L’oratorio connaîtra un certain succès en Allemagne, avec Heinrich Schütz, et surtout les célèbres Passions de J.S. Bach et son oratorio de Nöel.
Le XVIIIème siècle est l’âge d’or de l’oratorio :
J.S. Bach : Passion selon Saint-Matthieu.(1727) à Leipzig
3h, 2 orchestres, 2 chœurs 2 orgues. C’est une sorte d’opéra sacré.
Bach est devenu Kantor à Leipzig.
1724 : Passion selon Saint-Jean (Le jour du Vendredi Saint)
Depuis les premiers temps de l’Eglise, on commémore la mort du Christ et on la représente par souci de mémoire et de pédagogie. Ces deux oratorios ont particulièrement marqué la culture occidentale. Leurs livrets contiennent des textes bibliques mais aussi chorals et poèmes. Bach donne au récit une ampleur inégalée jusque-là et lui donne une dimension visuelle : Cène, jardin des Oliviers, Prétoire de Pilate, devant le Sanhédrin, puis suivant le Chemin de Croix jusqu’au Golgotha…
Ex : Final de la Passion selon Saint-Matthieu :
Au XIXème siècle, les compositeurs commencent aussi à s’autoriser l’écriture d’opéras sur des sujets sacrés : Wagner avait prévu un opéra sur Jésus, et présente Parsifal comme une œuvre sacrée.
Samson et Dalila (Saint-Saëns) et Salomé (R. Strauss) furent officiellement présentés en Angleterre comme des oratorios jusqu’au début du XXème siècle.
Plusieurs compositeurs modernes et contemporains se sont égalememnt intéressés à l’oratorio.
Le baroque français
Il s'agit d'une tragédie biblique en un prologue et cinq actes du compositeur français Marc-Antoine Charpentier. Le livret s'inspire du récit de l'amitié de David et Jonathan que font les livres de Samuel dans l'Ancien Testament. L'opéra revêt la forme de la tragédie lyrique typique de France, mais on l'a aussi qualifié de « tragédie biblique » en raison du sujet. La première eut lieu au Collège Louis-le-Grand de Paris le 28 février 16881, en même temps que la tragédie latine Saul du père Étienne Chamillard. Les actes de l'opéra et ceux de la pièce de théâtre alternaient, les premiers se concentrant sur les conflits psychologiques des personnages et les seconds exposant toute l'action. L'œuvre s'éloigne du modèle lullyste en vogue à l’époque par l'originalité de sa conception et de son langage : absence presque totale de récitatifs, pas de grands effets de machines, concentration de l'intérêt dramatique autour des personnages (importance des monologues) et de leur psychologie particulièrement mise en valeur par l'expressivité et la finesse de la composition musicale »

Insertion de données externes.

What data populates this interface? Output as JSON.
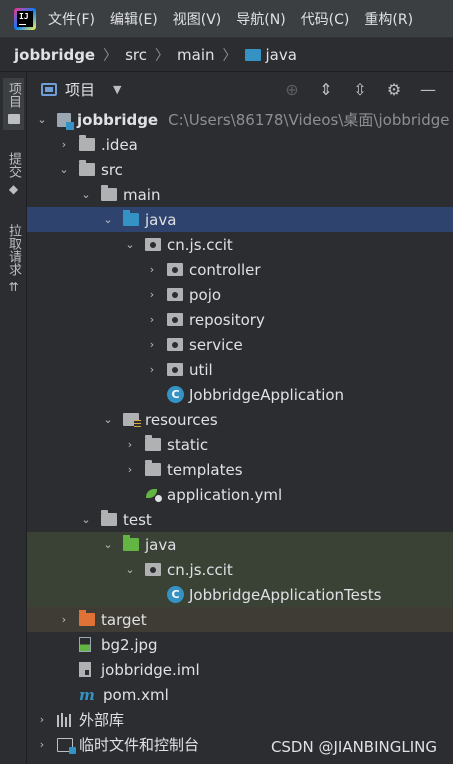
{
  "menubar": {
    "items": [
      "文件(F)",
      "编辑(E)",
      "视图(V)",
      "导航(N)",
      "代码(C)",
      "重构(R)"
    ]
  },
  "breadcrumb": [
    "jobbridge",
    "src",
    "main",
    "java"
  ],
  "toolstrip": {
    "tabs": [
      "项目",
      "提交",
      "拉取请求"
    ]
  },
  "panel": {
    "title": "项目"
  },
  "tree": {
    "root_name": "jobbridge",
    "root_path": "C:\\Users\\86178\\Videos\\桌面\\jobbridge",
    "idea": ".idea",
    "src": "src",
    "main": "main",
    "java_main": "java",
    "pkg_main": "cn.js.ccit",
    "controller": "controller",
    "pojo": "pojo",
    "repository": "repository",
    "service": "service",
    "util": "util",
    "app_class": "JobbridgeApplication",
    "resources": "resources",
    "static": "static",
    "templates": "templates",
    "app_yml": "application.yml",
    "test": "test",
    "java_test": "java",
    "pkg_test": "cn.js.ccit",
    "test_class": "JobbridgeApplicationTests",
    "target": "target",
    "bg2": "bg2.jpg",
    "iml": "jobbridge.iml",
    "pom": "pom.xml",
    "ext_libs": "外部库",
    "scratches": "临时文件和控制台"
  },
  "watermark": "CSDN @JIANBINGLING",
  "colors": {
    "selected_row": "#2e436e",
    "source_folder": "#3592c4",
    "test_folder": "#62b543",
    "excluded_folder": "#e07137"
  }
}
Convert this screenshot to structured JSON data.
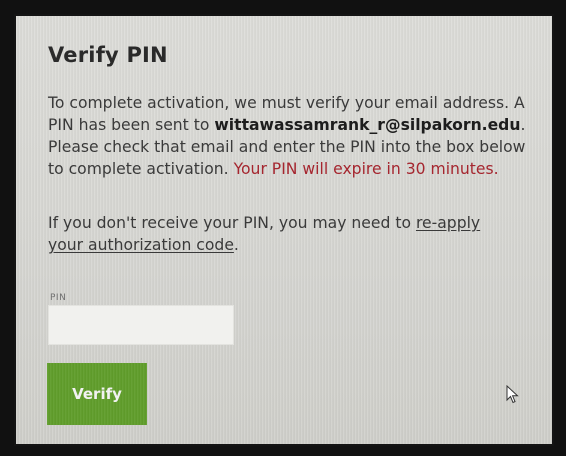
{
  "title": "Verify PIN",
  "message": {
    "intro": "To complete activation, we must verify your email address. A PIN has been sent to ",
    "email": "wittawassamrank_r@silpakorn.edu",
    "middle": ". Please check that email and enter the PIN into the box below to complete activation. ",
    "warning": "Your PIN will expire in 30 minutes."
  },
  "reapply": {
    "prefix": "If you don't receive your PIN, you may need to ",
    "link": "re-apply your authorization code",
    "suffix": "."
  },
  "pin": {
    "label": "PIN",
    "value": "",
    "placeholder": ""
  },
  "verify_button": "Verify",
  "colors": {
    "warning": "#a5262f",
    "button": "#5f9d2a"
  },
  "icons": {
    "cursor": "mouse-pointer-icon"
  }
}
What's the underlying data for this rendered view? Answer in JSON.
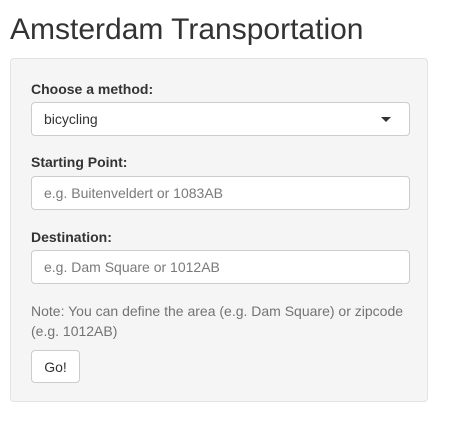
{
  "app": {
    "title": "Amsterdam Transportation"
  },
  "form": {
    "method": {
      "label": "Choose a method:",
      "selected": "bicycling"
    },
    "start": {
      "label": "Starting Point:",
      "value": "",
      "placeholder": "e.g. Buitenveldert or 1083AB"
    },
    "destination": {
      "label": "Destination:",
      "value": "",
      "placeholder": "e.g. Dam Square or 1012AB"
    },
    "note": "Note: You can define the area (e.g. Dam Square) or zipcode (e.g. 1012AB)",
    "submit_label": "Go!"
  },
  "icons": {
    "select_caret": "chevron-down-icon"
  },
  "colors": {
    "panel_background": "#f5f5f5",
    "panel_border": "#e3e3e3",
    "input_border": "#cccccc",
    "text": "#333333",
    "help_text": "#737373"
  }
}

L'œuvre de Charpentier eut tant de succès qu'elle fut reprise dans d'autres collèges jésuites en 1706, en 1715 et en 1741.
Final :
Jephté – Tragédie biblique de Michel Pignolet de Montéclair - 1732
Ce sera premier opéra sur un sujet biblique à apparaître sur une scène publique, à l’Académie Royale de Musique. Il a d’ailleurs été interdit pendant un temps par le cardinal de Noailles.
Giacomo Meyerbeer reprendra le sujet au début du XIXème siècle dans son opéra Jephtas Gelübde (Le Vœu de Jephté) (1812), une œuvre de jeunesse qui ne connaîtra pas le succès.
Le début du XIXème siècle voit un succès nouveau des thèmes bibliques dans l’opéra français
Cette mode aurait été inspirée par la représentation de La Création de Haydn à l’Opéra de Paris en 1800.
- Friedrich Kalbrenner présente à Paris des oratorios mis en scène : Saul (1803), La Prise de Jéricho.
- La mort d’Adam et son apothéose, opéra biblique (1809), J.F.Lesueur.
Napoléon n’était pas trop favorable à l’adaptation sur scène de sujets religieux. Il avait peur que cela ne menace son Concordat et l’accord qu’il avait réussi à mettre en place avec l’Eglise. Il n’aurait autorisé la représentation qu’en raison des fortes sommes déjà engagées pour les répétitions, mais aurait demandé à ce que désormais, aucun opéra ne soit monté dans son autorisation.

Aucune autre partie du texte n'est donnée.